# eNVy22 Stealth Mod



## Skollie (6/11/15)

Hey hey guys. check this out? very very cool device!





Compact. Large Battery. Temp Control.

Cumaaaaaan vendors bring it in!

the only issue i could think of is if the threading doesnt line up properly you could block off your air holes? maybe

https://www.naturevape.co.uk/envy22-stealth-mod-75w

Reactions: Like 1 | Winner 1


----------



## Noddy (6/11/15)

Saw this a while ago.
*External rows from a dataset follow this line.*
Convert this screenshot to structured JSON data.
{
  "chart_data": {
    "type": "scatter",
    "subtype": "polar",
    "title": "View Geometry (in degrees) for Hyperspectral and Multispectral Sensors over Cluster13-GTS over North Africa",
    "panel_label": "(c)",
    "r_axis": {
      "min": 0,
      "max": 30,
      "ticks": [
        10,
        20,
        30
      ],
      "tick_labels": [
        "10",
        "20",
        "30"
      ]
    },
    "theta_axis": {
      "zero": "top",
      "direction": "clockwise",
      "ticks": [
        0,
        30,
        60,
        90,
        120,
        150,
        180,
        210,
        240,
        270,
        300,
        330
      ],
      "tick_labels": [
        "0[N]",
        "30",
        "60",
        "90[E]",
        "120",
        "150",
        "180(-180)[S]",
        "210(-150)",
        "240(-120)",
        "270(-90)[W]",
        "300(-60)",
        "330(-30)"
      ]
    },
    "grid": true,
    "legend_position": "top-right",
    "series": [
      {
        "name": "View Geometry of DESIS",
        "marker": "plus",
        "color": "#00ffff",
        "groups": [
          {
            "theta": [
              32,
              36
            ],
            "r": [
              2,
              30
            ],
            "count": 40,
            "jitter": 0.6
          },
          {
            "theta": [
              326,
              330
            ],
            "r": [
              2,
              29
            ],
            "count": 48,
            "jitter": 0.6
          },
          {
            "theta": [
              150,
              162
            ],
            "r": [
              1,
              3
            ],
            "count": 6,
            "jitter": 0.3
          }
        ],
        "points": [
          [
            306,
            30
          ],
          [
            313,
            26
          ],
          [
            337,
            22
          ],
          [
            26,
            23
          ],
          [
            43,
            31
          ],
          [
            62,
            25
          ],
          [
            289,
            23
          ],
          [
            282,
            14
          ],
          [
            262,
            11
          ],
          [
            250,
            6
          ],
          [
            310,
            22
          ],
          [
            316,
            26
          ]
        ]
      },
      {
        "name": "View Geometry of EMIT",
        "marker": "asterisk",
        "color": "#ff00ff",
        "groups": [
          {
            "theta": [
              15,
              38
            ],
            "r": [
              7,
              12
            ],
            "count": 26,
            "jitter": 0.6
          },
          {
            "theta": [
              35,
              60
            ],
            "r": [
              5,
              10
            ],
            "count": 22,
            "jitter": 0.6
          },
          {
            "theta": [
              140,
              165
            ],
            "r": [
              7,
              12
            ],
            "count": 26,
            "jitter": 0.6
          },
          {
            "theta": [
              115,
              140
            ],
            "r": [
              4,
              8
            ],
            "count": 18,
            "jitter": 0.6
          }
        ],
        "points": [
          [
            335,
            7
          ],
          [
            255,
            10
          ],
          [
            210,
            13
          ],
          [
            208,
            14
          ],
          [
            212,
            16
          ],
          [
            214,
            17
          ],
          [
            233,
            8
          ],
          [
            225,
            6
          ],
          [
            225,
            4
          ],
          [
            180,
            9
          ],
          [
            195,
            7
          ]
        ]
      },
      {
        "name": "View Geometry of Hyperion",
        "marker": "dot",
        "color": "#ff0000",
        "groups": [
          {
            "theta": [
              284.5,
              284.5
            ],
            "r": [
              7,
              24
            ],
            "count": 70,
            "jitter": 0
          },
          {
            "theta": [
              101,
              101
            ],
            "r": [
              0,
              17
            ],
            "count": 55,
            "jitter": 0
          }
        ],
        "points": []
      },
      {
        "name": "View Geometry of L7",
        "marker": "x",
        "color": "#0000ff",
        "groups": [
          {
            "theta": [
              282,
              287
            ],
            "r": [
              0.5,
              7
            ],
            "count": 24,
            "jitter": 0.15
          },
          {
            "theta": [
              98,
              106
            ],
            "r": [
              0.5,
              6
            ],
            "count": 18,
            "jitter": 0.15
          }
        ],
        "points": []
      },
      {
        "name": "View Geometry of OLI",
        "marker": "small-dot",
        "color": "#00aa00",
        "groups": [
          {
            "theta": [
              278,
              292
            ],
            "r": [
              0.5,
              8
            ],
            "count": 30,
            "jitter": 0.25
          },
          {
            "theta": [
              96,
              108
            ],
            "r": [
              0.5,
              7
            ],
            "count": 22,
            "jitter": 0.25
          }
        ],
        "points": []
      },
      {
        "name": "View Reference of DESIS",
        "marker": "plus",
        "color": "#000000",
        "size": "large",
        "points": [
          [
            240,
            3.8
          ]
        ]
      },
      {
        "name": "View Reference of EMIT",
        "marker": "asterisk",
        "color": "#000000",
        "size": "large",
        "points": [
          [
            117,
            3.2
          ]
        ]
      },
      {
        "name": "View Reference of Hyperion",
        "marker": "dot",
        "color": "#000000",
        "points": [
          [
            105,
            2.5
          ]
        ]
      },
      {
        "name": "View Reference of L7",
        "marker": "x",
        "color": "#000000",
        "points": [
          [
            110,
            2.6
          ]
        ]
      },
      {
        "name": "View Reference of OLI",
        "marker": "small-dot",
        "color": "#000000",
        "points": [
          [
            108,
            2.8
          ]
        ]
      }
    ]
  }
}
Might get myself one for christmas.

Reactions: Like 1


----------



## Pixstar (6/11/15)

CapeVapeConnection said:


> Hey hey guys. check this out? very very cool device!
> 
> View attachment 38598
> 
> ...


Pity it doesn't have a removable battery...


----------



## SampleBox (6/11/15)

Any local stockists?


----------



## Skollie (6/11/15)

Pixstar said:


> Pity it doesn't have a removable battery...


Meh.

who keeps a vape long enough to see the lipo die any way

Reactions: Funny 2


----------



## Skollie (6/11/15)

Vapester said:


> Any local stockists?


not that i am aware of :/


----------



## Noddy (7/11/15)

@CapeVapeConnection Fasttech sell these now - https://www.fasttech.com/products/3099/10013629/3693602-authentic-athena-envy22-75w-3200mah-tc-vw

Reactions: Like 1


----------